Model Card: Context-to-QA-Generation using GPT-2

Description

This model is designed to generate questions, answers, hints, and multiple-choice options based on a given input context. It uses a fine-tuned GPT-2 model that has been trained to perform the task of generating questions and related content for a provided context. The model is trained to understand and follow the structure of providing questions, answers, hints, and multiple-choice options.

Intended Use

This model is intended to be used for generating questions, answers, hints, and multiple-choice options based on a given context. It can be used for educational purposes, exam preparation, content creation, and other applications where automatic question generation is needed.

Limitations

The quality of generated questions, answers, and hints depends on the quality and complexity of the input context. Simpler contexts are more likely to yield accurate and coherent outputs. The model may sometimes generate incorrect or nonsensical content, especially when the input context is complex or ambiguous. The model's output may be influenced by biases present in the training data, potentially leading to biased or inappropriate content generation.


#!pip install transformers
from transformers import AutoTokenizer, GPT2LMHeadModel
checkpoint = "AbdelrahmanFakhry/finetuned-gpt2-multi-QA-Generation"

tokenizer = AutoTokenizer.from_pretrained(checkpoint)
model = GPT2LMHeadModel.from_pretrained(checkpoint)
# Retrieve a test question from the test dataset
#test_text = test_dataset.to_dict()['question'][3]

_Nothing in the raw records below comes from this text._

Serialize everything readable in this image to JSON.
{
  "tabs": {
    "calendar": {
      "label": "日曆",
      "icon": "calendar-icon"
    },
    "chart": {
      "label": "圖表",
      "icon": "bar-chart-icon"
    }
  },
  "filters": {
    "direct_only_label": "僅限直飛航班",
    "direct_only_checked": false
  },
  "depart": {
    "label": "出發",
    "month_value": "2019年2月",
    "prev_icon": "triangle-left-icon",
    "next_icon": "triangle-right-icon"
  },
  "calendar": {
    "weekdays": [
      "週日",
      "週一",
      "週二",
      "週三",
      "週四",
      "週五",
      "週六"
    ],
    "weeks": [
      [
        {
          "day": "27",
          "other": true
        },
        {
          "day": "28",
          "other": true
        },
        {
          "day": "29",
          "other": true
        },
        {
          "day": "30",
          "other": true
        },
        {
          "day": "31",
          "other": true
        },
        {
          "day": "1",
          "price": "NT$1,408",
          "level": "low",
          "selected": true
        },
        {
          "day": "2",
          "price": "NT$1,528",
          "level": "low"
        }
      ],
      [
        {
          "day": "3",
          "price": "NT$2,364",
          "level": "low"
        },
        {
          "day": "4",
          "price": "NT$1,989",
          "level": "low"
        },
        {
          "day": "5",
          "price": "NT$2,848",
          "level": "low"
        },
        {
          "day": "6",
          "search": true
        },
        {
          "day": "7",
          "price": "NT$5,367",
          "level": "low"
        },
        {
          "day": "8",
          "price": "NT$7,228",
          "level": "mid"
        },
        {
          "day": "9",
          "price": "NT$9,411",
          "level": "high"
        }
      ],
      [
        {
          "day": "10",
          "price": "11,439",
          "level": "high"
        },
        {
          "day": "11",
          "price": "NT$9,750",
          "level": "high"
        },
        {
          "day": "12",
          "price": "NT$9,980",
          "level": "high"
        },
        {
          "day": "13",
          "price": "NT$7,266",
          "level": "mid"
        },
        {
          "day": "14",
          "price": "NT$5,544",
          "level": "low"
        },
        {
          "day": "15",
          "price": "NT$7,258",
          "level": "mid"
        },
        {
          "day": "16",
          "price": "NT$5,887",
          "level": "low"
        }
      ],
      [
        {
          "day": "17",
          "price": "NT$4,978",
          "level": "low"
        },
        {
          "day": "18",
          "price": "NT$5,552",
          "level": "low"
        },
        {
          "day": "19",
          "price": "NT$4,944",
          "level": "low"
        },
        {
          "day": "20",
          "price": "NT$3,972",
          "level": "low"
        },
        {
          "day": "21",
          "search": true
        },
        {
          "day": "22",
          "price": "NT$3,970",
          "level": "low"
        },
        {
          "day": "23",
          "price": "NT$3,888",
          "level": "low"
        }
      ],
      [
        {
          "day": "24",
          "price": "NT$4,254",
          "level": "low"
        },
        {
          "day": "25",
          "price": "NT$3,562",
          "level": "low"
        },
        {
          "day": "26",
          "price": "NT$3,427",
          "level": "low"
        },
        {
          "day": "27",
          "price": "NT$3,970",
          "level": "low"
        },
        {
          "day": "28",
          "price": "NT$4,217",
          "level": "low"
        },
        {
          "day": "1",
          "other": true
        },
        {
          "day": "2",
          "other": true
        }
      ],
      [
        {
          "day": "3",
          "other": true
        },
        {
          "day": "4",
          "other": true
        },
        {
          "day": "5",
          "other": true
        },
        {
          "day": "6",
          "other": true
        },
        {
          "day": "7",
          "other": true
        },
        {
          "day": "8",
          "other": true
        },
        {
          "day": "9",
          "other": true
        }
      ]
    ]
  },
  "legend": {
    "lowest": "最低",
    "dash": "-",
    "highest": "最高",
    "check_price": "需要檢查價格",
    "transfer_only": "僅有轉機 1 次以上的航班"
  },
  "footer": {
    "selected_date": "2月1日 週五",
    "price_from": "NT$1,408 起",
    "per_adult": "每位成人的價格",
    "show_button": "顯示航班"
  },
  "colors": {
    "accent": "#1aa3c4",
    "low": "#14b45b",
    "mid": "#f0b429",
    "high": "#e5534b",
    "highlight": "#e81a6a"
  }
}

# test_text should be like that 
test_text = '''Below is input text, the task is to generate questions from input text and multiple answers for 
each question and provide hint and correct answer for each question.\n\n### Input:\n<hl> Local intercellular
communication is the province of the paracrine , also called a paracrine factor , which is a chemical that
induces a response in neighboring cells . <hl> Although paracrines may enter the bloodstream , their concentration 
is generally too low to elicit a response from distant tissues . A familiar example to those with asthma is histamine , 
a paracrine that is released by immune cells in the bronchial tree . Histamine causes the smooth muscle cells of the bronchi 
to constrict , narrowing the airways . Another example is the neurotransmitters of the nervous system , which act only locally 
within the synaptic cleft .\n\n### Response: '''



def inference(text, model, tokenizer, max_input_tokens=3000, max_output_tokens=500):
    """
    Generate text continuation based on the given input text using a pretrained model.

    Args:
        text (str): The input text for which to generate a continuation.
        model (PreTrainedModel): The pretrained model to use for text generation.
        tokenizer (PreTrainedTokenizer): The tokenizer used to preprocess the input and decode the output.
        max_input_tokens (int): Maximum number of tokens allowed for the input text.
        max_output_tokens (int): Maximum number of tokens in the generated output.

    Returns:
        generated_text_answer (str): The generated text continuation.
    """
    # Tokenize the input text
    input_ids = tokenizer.encode(
        text,
        return_tensors="pt",
        truncation=True,
        max_length=max_input_tokens
    )

    # Generate text continuation
    device = model.device
    generated_tokens_with_prompt = model.generate(
        input_ids=input_ids.to(device),
        max_length=max_output_tokens
    )

    # Decode the generated tokens into text
    generated_text_with_prompt = tokenizer.batch_decode(generated_tokens_with_prompt, skip_special_tokens=True)

    # Extract the generated text continuation without the input prompt
    generated_text_answer = generated_text_with_prompt[0][len(text):]
    generated_text_answer = generated_text_answer.lstrip(" '][{").rstrip(" '][{}")
    return generated_text_answer

generated_answer = inference(test_text, model, tokenizer)
#Generated Answer should be look like that:
'''
"Choices': ['paracrine factor', 'paracrine factor', 'paracrine factor II', 'paracrine factor III'], 
'Question': 'Which of the following is not a paracrine factor?',
'answer': 'paracrine factor II', 
'hint': 'Local intercellular communication is the province of the paracrine, also called a paracrine factor,
which is a chemical that induces a response in neighboring cells."
'''
print('Generated Answer:')
print(generated_answer)

Acknowledgments

This model is built upon the GPT-2 architecture and fine-tuned using a custom dataset for the specific task of generating questions, answers, hints, and choices.

Disclaimer

This model's performance may vary depending on the input context and task requirements. It is recommended to review and edit the generated content before using it in critical applications. The model's limitations and biases should also be considered when interpreting its outputs.